Custom Authentication Strategies

While authentication support in CAS for a variety of systems is somewhat comprehensive and complex, a common deployment use case is the task of designing custom authentication schemes. This document describes the necessary steps needed to design and register a custom authentication strategy (i.e. AuthenticationHandler) in CAS.

This guide really is intended for developers with a basic-to-medium familiarity with Spring, Spring Boot and Spring Webflow. This is NOT a tutorial to be used verbatim via copy/paste. It is instead a recipe for developers to extend CAS based on specialized requirements.

Overview

The overall tasks may be categorized as such:

  1. Design the authentication handler.
  2. Register the authentication handler with the CAS authentication engine.
  3. Let CAS to recognize the authentication configuration.

Design

First step is to define the skeleton for the authentication handler itself. This is the core principal component whose job is to declare support for a given type of credential only to then attempt to validate it and produce a successful result. The core parent component from which all handlers extend is the AuthenticationHandler interface.

With the assumption that the type of credentials used here deal with the traditional username and password, noted by the infamous UsernamePasswordCredential below, a more appropriate skeleton to define for a custom authentication handler may seem like the following example:

1
2
3
4
5
6
7
8
9
10
11
12
13
14
15
16
17
package com.example.cas;

public class MyAuthenticationHandler extends AbstractUsernamePasswordAuthenticationHandler {
    ...
    @Override
    protected AuthenticationHandlerExecutionResult authenticateUsernamePasswordInternal(
        final UsernamePasswordCredential credential,
        final String originalPassword) {

        if (everythingLooksGood()) {
            return createHandlerResult(credential,
                principalFactory.createPrincipal(username), null);
        }
        throw new FailedLoginException("Sorry, you are a failure!");
    }
    ...
}

Review

  • Authentication handlers have the ability to produce a fully resolved principal along with attributes. If you have the ability to retrieve attributes from the same place as the original user/principal account store, the final Principal object that is resolved here must then be able to carry all those attributes and claims inside it at construction time.

  • The last parameter, null, is effectively a collection of warnings that is eventually worked into the authentication chain and conditionally shown to the user. Examples of such warnings include password status nearing an expiration date, etc.

  • Authentication handlers also have the ability to block authentication by throwing a number of specific exceptions. A more common exception to throw back is FailedLoginException to note authentication failure. Other specific exceptions may be thrown to indicate abnormalities with the account status itself, such as AccountDisabledException.

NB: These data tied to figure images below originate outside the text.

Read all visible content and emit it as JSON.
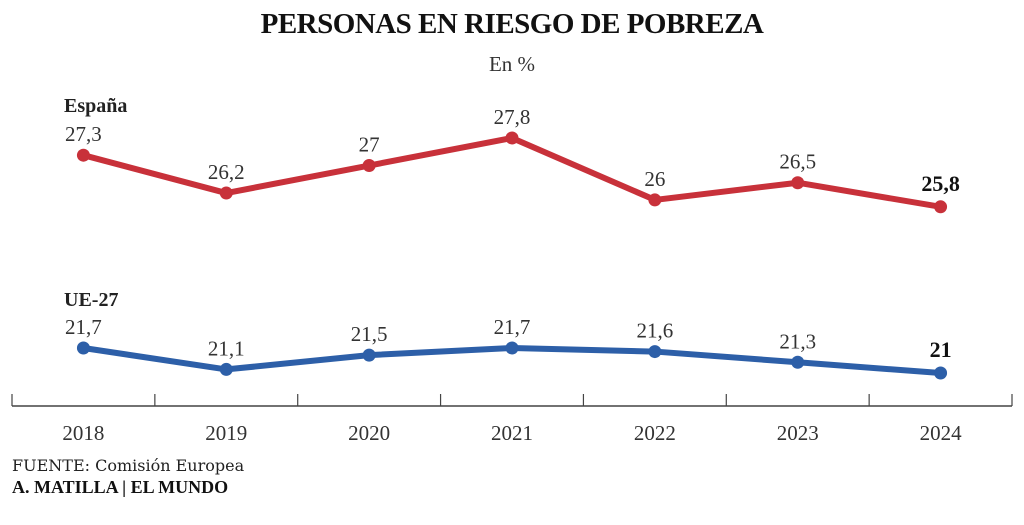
{
  "chart_data": {
    "type": "line",
    "title": "PERSONAS EN RIESGO DE POBREZA",
    "subtitle": "En %",
    "xlabel": "",
    "ylabel": "",
    "x": [
      "2018",
      "2019",
      "2020",
      "2021",
      "2022",
      "2023",
      "2024"
    ],
    "series": [
      {
        "name": "España",
        "color": "#c8313a",
        "values": [
          27.3,
          26.2,
          27,
          27.8,
          26,
          26.5,
          25.8
        ],
        "labels": [
          "27,3",
          "26,2",
          "27",
          "27,8",
          "26",
          "26,5",
          "25,8"
        ]
      },
      {
        "name": "UE-27",
        "color": "#2d5fa8",
        "values": [
          21.7,
          21.1,
          21.5,
          21.7,
          21.6,
          21.3,
          21
        ],
        "labels": [
          "21,7",
          "21,1",
          "21,5",
          "21,7",
          "21,6",
          "21,3",
          "21"
        ]
      }
    ],
    "grid": false,
    "legend": "inline-labels"
  },
  "footer": {
    "source_label": "FUENTE:",
    "source_text": "Comisión Europea",
    "credit": "A. MATILLA | EL MUNDO"
  }
}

  • Various other components such as PrincipalNameTransformers, PasswordEncoders and such may also be injected into our handler if need be, though these are skipped for now in this post for simplicity.

Register

Once the handler is designed, it needs to be registered with CAS and put into the authentication engine. This is done via the magic of @AutoConfiguration classes that are picked up automatically at runtime, per your approval, whose job is to understand how to dynamically modify the application context.

1
2
3
4
5
6
7
8
9
10
11
12
13
14
15
16
17
18
19
20
21
22
23
24
25
26
27
28
29
package com.example.cas;

@AutoConfiguration
@EnableConfigurationProperties(CasConfigurationProperties.class)
public class MyAuthenticationConfiguration {
    
    @Bean
    public AuthenticationHandler myAuthenticationHandler(
        final CasConfigurationProperties casProperties) {
        
        var handler = new MyAuthenticationHandler();
        /*
            Configure the handler by invoking various setter methods, etc.
            Note that you also have full access to the collection of resolved CAS settings.
            Note that each authentication handler may optionally qualify for an 'order`
            as well as a unique name.
        */
        return handler;
    }

    @Bean
    public AuthenticationEventExecutionPlanConfigurer myPlan(
        @Qualifier("myAuthenticationHandler")
        final AuthenticationHandler myAuthenticationHandler) {
        return plan -> {
            plan.registerAuthenticationHandler(myAuthenticationHandler);
        };
    }
}

Now that we have properly created and registered our handler with the CAS authentication machinery, we just need to ensure that CAS is able to pick up our special configuration via the strategy outlined here.

At runtime, CAS will try to automatically detect all components and beans that advertise themselves as AuthenticationEventExecutionPlanConfigurers. Each detected component is then invoked to register its own authentication execution plan. The result of this operation at the end will produce a ready-made collection of authentication handlers that are ready to be invoked by CAS in the given order defined, if any.